La matraque, outil de concertation sociale

JUREK KUCZKIEWICZ

mardi 28 février 2012, 05:58

Rédacteur en chef adjoint

Faire venir de l’étranger une bande de malabars armés de matraques, afin d’intervenir brutalement contre des ouvriers et extraire leur production bloquée à l’intérieur de l’usine… On est bien en peine d’imaginer ce qui a pu passer par la tête du responsable de l’entreprise Meister qui a pris une telle décision. Et c’est sans doute lui faire trop d’honneur, que de penser que des idées aient traversé ce cerveau.
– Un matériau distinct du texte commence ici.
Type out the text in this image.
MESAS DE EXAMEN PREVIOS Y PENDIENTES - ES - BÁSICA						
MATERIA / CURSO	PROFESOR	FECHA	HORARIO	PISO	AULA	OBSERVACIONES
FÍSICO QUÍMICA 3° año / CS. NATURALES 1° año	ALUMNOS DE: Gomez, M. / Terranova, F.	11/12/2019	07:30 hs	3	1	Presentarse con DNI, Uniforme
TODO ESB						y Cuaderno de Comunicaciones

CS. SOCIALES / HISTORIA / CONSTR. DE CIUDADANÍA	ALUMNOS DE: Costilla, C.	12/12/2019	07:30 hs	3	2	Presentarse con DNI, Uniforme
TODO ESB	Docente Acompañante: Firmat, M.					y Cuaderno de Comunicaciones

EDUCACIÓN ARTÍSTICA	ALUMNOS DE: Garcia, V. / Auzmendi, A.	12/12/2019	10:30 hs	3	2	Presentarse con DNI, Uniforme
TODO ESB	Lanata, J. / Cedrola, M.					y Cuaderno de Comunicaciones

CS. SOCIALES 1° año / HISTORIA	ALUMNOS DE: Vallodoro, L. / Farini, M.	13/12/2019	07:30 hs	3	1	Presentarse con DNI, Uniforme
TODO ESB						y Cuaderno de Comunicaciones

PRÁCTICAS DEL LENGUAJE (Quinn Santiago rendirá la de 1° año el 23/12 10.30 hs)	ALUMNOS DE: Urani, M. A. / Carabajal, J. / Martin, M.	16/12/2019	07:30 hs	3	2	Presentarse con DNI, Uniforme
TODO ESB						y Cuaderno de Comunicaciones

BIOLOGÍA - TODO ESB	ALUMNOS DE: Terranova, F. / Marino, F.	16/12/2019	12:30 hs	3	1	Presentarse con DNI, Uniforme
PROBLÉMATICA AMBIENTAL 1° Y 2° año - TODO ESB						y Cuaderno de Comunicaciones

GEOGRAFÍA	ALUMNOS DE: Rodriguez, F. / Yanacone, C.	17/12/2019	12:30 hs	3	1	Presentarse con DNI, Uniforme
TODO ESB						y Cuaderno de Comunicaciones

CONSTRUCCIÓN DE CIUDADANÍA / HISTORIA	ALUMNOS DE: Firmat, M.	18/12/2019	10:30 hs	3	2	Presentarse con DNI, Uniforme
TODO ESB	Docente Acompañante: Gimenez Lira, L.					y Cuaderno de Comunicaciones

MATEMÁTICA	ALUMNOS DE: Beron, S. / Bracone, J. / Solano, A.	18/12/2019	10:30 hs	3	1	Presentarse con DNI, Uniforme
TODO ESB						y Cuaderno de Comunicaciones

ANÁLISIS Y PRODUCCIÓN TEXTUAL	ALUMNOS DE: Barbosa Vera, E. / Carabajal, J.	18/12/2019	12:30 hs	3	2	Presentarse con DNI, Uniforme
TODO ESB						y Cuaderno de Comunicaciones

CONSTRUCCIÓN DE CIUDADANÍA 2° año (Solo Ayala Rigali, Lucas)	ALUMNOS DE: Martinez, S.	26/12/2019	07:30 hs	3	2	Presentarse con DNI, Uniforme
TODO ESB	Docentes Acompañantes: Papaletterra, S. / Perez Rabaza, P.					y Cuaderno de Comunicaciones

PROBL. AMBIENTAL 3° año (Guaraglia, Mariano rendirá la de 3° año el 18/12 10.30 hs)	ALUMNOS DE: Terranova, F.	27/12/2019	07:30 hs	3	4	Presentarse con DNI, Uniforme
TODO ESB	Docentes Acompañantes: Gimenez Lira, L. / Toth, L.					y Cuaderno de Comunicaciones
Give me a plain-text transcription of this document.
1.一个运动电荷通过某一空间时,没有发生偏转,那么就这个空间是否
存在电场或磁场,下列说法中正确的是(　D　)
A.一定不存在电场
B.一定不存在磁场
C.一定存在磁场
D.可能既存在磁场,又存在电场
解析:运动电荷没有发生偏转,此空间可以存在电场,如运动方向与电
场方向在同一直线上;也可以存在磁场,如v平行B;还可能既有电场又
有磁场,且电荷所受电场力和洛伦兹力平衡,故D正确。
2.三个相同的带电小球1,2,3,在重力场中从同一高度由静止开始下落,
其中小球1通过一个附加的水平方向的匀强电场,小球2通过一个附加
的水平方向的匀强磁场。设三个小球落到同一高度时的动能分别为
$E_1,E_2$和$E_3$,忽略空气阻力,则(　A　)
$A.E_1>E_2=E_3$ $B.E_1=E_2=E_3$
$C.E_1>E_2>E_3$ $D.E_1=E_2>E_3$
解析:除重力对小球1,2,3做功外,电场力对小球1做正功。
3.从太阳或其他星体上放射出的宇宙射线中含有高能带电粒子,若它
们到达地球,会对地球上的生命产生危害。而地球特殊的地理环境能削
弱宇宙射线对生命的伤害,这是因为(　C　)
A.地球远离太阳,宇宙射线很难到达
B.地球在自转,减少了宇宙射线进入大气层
Néanmoins, la bêtise ne peut excuser une faute, voire un délit, encore moins lorsqu’ils sont portés par une entreprise. L’incident invraisemblable par lequel s’est illustrée la société Meister à Sprimont est un fait isolé, de l’ordre du fait divers ? Peut-être. Mais les normes sociales se définissent par des pratiques médianes, tout autant que par leurs limites extrêmes. Les voies de fait commises par les blousons noirs de Meister se situent loin, très loin au-delà de ces limites acceptables.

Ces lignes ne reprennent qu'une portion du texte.